作者
Nobutaka Horie,Manabu Inoue,Takeshi Morimoto,Eisaku Sadakata,Kazuaki Okamura,Yoichi Morofuji,Takeshi Hara,Masashi Kuwabara,Hiroshi Kondo,Daizo Ishii
摘要
BACKGROUND: Thrombectomy for acute large vessel occlusion is a well-established treatment for stroke prevention. However, futile recanalization cases, where no-reflow occurs despite successful recanalization, have been reported. This study aimed to assess cerebral hemodynamics immediately after thrombectomy and their relationship with clinical outcomes. METHODS: We prospectively enrolled patients who underwent successful thrombectomy (modified Thrombolysis in Cerebral Infarction [TICI] ≥2b) for internal carotid artery or middle cerebral artery occlusions at Nagasaki University Hospital between January 2021 and December 2023. Preoperative magnetic resonance imaging was performed, followed by flat-panel computed tomography perfusion 30 minutes after recanalization.
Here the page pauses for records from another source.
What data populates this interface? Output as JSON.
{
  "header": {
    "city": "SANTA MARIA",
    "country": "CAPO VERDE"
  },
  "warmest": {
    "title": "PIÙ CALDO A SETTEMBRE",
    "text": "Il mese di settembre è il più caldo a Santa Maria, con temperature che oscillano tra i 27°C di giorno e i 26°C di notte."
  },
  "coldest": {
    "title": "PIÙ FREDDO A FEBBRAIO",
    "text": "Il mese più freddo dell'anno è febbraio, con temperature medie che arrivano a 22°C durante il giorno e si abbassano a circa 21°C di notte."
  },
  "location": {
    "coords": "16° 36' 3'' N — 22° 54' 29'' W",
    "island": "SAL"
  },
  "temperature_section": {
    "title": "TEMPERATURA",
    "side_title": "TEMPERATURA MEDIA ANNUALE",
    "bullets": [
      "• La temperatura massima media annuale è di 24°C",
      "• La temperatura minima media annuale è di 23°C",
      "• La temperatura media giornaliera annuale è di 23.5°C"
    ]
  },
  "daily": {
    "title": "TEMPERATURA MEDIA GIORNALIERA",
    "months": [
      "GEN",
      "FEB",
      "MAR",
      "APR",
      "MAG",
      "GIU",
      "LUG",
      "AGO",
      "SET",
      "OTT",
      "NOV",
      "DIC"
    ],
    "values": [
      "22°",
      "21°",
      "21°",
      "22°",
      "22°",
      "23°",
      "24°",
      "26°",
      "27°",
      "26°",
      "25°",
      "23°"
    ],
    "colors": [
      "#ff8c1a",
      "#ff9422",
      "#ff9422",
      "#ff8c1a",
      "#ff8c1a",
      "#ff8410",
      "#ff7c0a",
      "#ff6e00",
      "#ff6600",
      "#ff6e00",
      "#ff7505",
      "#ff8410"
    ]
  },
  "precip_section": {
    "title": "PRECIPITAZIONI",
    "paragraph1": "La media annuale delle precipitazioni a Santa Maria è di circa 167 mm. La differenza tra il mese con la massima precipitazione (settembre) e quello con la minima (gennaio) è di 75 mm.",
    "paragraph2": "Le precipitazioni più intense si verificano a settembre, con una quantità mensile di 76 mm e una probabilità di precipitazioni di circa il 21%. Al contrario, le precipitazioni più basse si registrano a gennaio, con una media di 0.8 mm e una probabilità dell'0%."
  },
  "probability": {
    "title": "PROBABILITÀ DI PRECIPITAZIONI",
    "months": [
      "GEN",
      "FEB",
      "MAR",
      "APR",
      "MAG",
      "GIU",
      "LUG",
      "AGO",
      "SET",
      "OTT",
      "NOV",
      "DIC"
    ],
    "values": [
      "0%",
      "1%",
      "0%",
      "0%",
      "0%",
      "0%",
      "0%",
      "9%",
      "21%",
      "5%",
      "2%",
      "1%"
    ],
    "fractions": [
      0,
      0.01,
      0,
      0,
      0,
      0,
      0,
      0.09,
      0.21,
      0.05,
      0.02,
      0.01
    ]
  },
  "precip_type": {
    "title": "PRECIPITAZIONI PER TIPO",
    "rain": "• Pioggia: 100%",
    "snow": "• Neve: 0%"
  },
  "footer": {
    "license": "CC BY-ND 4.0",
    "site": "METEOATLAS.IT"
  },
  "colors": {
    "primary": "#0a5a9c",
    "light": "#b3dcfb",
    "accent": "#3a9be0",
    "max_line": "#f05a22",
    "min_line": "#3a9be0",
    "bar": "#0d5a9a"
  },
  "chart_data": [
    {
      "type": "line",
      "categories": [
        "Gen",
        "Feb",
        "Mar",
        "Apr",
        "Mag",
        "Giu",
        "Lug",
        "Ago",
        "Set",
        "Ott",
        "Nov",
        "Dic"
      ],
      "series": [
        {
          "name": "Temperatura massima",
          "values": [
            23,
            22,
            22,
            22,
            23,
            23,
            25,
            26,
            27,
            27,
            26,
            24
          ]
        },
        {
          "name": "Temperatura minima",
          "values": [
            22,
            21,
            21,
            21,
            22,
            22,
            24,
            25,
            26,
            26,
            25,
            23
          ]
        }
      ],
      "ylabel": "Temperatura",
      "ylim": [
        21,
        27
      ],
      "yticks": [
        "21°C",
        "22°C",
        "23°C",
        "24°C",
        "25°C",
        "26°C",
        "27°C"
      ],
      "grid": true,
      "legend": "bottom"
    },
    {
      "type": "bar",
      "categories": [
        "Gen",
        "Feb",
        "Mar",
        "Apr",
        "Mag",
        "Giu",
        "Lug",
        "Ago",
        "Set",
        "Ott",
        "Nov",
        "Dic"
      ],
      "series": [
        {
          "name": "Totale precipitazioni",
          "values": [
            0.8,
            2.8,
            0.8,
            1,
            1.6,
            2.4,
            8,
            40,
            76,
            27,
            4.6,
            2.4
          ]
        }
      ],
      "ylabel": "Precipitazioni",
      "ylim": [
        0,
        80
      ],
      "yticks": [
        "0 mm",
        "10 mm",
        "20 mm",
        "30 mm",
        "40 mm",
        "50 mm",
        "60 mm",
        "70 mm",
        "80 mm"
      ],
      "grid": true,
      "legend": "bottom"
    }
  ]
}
Areas with cerebral blood flow <45%, Tmax >6 seconds, and cerebral blood volume <34%, 38%, and 42% were analyzed, and hypoperfusion intensity ratio and cerebral blood volume index were calculated using Rapid ANGIO. We assessed the correlation of these parameters with infarct expansion, hemorrhagic transformation, and poor outcomes, defined as modified Rankin Scale scores of 4 to 6, at 3 months. RESULTS: A total of 65 cases were analyzed. Infarct expansion, defined as a decrease in Alberta Stroke Program Early CT Score, occurred in 23 cases (12/28 TICI 2b and 11/37 TICI 2c/3). No-reflow, defined as Tmax >6 seconds, was observed in 80% of cases (52/65), regardless of TICI grade. The infarct expansion group in TICI 2b had a significantly larger residual cerebral blood flow <45% area (32.9±30.4 versus 10.6±14.5 mL) and a lower cerebral blood volume index (0.71±0.2 versus 0.92±0.2). Cerebral blood flow <45% (r=−0.57; P <0.001) and cerebral blood volume <34% (r=−0.40; P =0.001), not Tmax >6 seconds, negatively correlated with postoperative Alberta Stroke Program Early CT Score. In logistic regression analysis, cerebral blood flow <45% was an independent predictor of poor outcomes (adjusted odds ratio, 1.05 [95% CI, 1.00–1.11]; P =0.039). CONCLUSIONS: No-reflow is common after thrombectomy, suggesting that successful recanalization does not always result in immediate tissue reperfusion. Hemodynamic impairment postthrombectomy may persist, highlighting the need for adjunctive treatments.